Work has been very busy and I really need a break, which thankfully is coming in about 3 weeks - I've got to the point where my attention span is seriously lacking and I have to lock myself up in a room somewhere, out of the way of any electronic devices in order to concentrate on reading. In the mean time I got a new paper out last week and have a new one due in the coming days. The one coming has been a big effort, of numerics and of understanding but in the end we're very happy with the result.

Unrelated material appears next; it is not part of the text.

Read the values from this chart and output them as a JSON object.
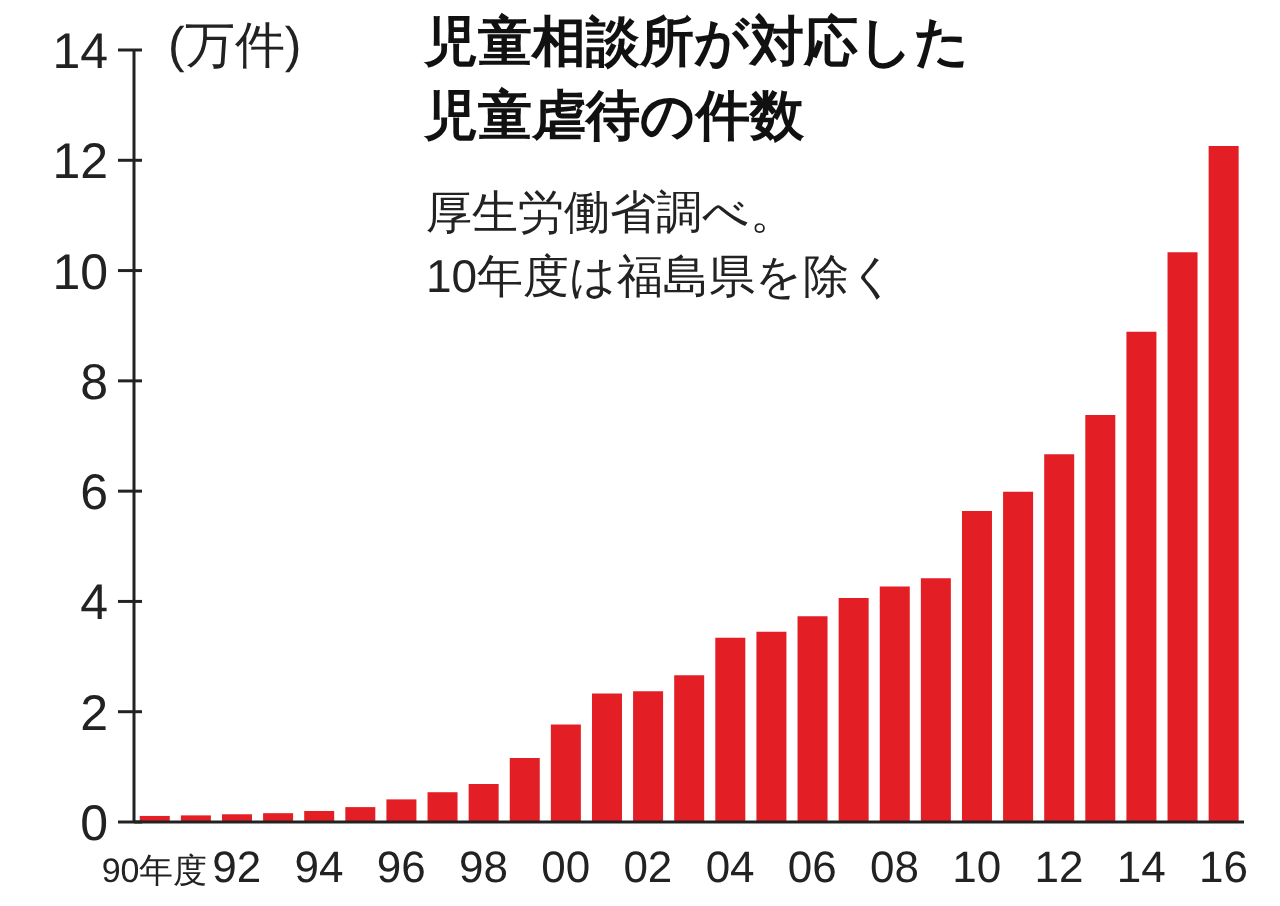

On the going out and having fun front I discovered a new place last night. Planning on spending a quiet night in I got a last minute text from a friend, suggesting we head to a drum and bass and dubstep event - This was not to be missed, and in the end it was as much fun as I'd hoped! I've been going out about once a weekend recently, last weekend to the tenth anniversary party of a magazine that a friend writes for - lots of good music, lots of fun, especially with the two Russians and one Ukrainian Couchsurfer who were staying at my place. Most of the events I've been going to are full of the pretty fashionable strata of the Munich scene, and frankly I can't keep up. I get the idea of fashion, and I'd hope that compared to the stereotype (not necessarily the reality) of a physicist I do just about ok. But I find myself questioning the meaning and motivation behind fashion frequently and frankly I find myself confused most of the time. A very fashionable friend lent me some of his clothes when, after a dinner party, I was considered not well-dressed enough to go out to the place we were heading (this wasn't as harsh a decision as it may sound - I just wasn't dressed right for the place we were going). I was given some great clothes and headed out. The result was that I got a fair few complements on my clothes - but this did nothing more than dissuade me. I was the same person as always, just with some different colours and cuts. I didn't see why I was deserving of a compliment, or, put another way, why I was supposed to be somehow 'better' than my normal self. Although I do understand it, the whole thing feels more or less meaningless when I try and analyse it and I end up frustrated with the seeming weight that is given to the different facets of those we meet. That said, yes, I'm human, and yes aesthetics are important to me too, I guess though that on the fashion front I just don't attach that much value, though I also, hypocritically, appreciate it when someone dresses well. Perhaps this is all a self-pitying statement trying to excuse my lack of fashion senses - who knows?!
Anyway, the whole point about the above schpeel is that the event last night was completely the opposite. At a drum and bass event nobody cares what you're wearing and this felt really refreshing. People are there to dance and have a good time and this lack of pressure is wonderfully refreshing. I'll continue to go to the more trendy places, as some of my good friends here are fashionable enough and kind enough to not only go there but to invite me along too, but it's nice to have found a good contrast to this part of the Munich scene as well.
Anyway, I have 1000 Chinese flashcards to catch up on, two papers to write and a dozen other tasks to finish before I can head to the gym - better get on with it!